Les témoignages recueillis illustrent l’ampleur du problème.
« Nous avons été contraints de signer un contrat sans en connaître le contenu ni pouvoir poser de questions. L’employeur nous a assuré que les cotisations à l’INSS sont versées, mais nous n’avons aucune preuve », affirme un agent de sécurité employé par la société « Les Vigiles Burundais ».
Cet employé demande également une revalorisation des salaires afin de les aligner sur les niveaux du marché actuel.

Un autre employé de la société « Les Vigiles Burundais » ajoute : « J’ai entendu dire qu’on cotise pour nous, mais je ne suis pas encore allé vérifier si cet argent est réellement versé ».

Il demande toutefois que les employés qui remplacent temporairement les absents (les « relayeurs ») soient considérés comme des travailleurs expérimentés dès qu’ils atteignent une année de service, car certains ont déjà dépassé ce seuil sans bénéficier de la prime accordée à ceux ayant cette ancienneté.

Presque même constat à la société « Powerful Guarding Company (POGCO) ».
« On nous dit que nos cotisations sont payées, mais aucun d’entre nous n’a reçu un numéro d’immatriculation. Nous doutons de la véracité de ces affirmations », déclare un de ses salariés.

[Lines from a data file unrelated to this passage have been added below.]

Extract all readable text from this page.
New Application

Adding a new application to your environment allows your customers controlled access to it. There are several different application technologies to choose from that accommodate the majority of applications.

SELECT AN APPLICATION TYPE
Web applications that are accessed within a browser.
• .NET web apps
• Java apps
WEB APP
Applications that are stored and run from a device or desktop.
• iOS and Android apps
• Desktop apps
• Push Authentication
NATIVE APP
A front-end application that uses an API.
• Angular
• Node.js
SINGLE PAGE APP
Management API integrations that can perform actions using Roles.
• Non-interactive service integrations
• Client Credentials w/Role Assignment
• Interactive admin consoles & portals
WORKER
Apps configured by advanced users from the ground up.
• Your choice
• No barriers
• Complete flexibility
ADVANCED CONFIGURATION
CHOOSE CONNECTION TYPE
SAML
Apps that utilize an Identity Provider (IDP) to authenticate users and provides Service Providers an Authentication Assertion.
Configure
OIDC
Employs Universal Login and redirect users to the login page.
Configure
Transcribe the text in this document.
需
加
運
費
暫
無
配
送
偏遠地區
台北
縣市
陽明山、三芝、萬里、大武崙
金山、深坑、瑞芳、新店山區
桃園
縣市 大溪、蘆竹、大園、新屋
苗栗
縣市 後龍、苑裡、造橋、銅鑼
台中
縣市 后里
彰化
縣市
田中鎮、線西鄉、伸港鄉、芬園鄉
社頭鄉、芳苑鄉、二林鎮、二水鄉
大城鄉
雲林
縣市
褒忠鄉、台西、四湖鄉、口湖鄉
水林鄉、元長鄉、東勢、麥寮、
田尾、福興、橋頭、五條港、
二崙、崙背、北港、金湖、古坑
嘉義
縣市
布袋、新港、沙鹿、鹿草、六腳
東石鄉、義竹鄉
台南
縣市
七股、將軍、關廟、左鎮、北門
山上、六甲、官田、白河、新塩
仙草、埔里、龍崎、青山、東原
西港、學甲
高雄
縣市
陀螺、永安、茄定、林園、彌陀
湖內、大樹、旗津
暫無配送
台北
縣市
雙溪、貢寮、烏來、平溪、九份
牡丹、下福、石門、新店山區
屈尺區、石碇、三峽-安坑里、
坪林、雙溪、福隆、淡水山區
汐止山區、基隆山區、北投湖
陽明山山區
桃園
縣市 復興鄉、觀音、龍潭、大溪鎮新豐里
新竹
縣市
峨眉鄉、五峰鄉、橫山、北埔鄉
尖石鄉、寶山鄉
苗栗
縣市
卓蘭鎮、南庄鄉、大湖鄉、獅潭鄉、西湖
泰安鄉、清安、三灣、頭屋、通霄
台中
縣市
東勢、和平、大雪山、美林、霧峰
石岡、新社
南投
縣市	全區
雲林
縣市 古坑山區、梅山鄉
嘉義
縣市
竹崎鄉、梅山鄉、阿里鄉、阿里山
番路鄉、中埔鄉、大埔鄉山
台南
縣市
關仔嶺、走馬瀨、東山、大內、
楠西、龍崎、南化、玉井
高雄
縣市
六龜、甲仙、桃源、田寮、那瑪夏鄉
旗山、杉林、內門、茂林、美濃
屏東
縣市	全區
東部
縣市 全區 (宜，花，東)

Un autre employé de cette même société ajoute : « Nous n’avons jamais signé de contrat, et pourtant on prélève de l’argent de nos salaires. Nous craignons que les montants soient excessifs, faute d’informations claires. »

Certains travailleurs, par peur de représailles, refusent même de s’exprimer sur leurs conditions de travail. C’est le cas d’un employé d’une société de transformation de boissons.
 « Notre patron nous interdit de parler de ce qui se passe dans l’entreprise », confie-t-il sous anonymat.

Cette autocensure constitue un obstacle à la défense des droits des travailleurs. Elle reflète un climat de crainte, voire de résignation, dans un contexte où le dialogue social reste faible.

Contacté par la rédaction du Journal Shikiriza, Gilbert NDIKUMANA, responsable des opérations à la Société « Les Vigiles Burundais », dément certaines affirmations avancées par ces employés.
Il précise qu’aucune personne ne peut signer un contrat sans l’avoir préalablement lu.

Concernant les salaires, Gilbert Ndikumana répond qu’ils sont versés en fonction des montants payés par leurs clients.
 « Si nos clients acceptaient d’augmenter leurs paiements, les salaires de nos employés pourraient alors être revus à la hausse », ajoute-t-il.

À propos des disparités salariales, il explique que lorsqu’un employé est nouveau, il reçoit un contrat d’essai d’un an, car, dit-il, certains peuvent ne rester qu’un court moment ou adopter un comportement inapproprié.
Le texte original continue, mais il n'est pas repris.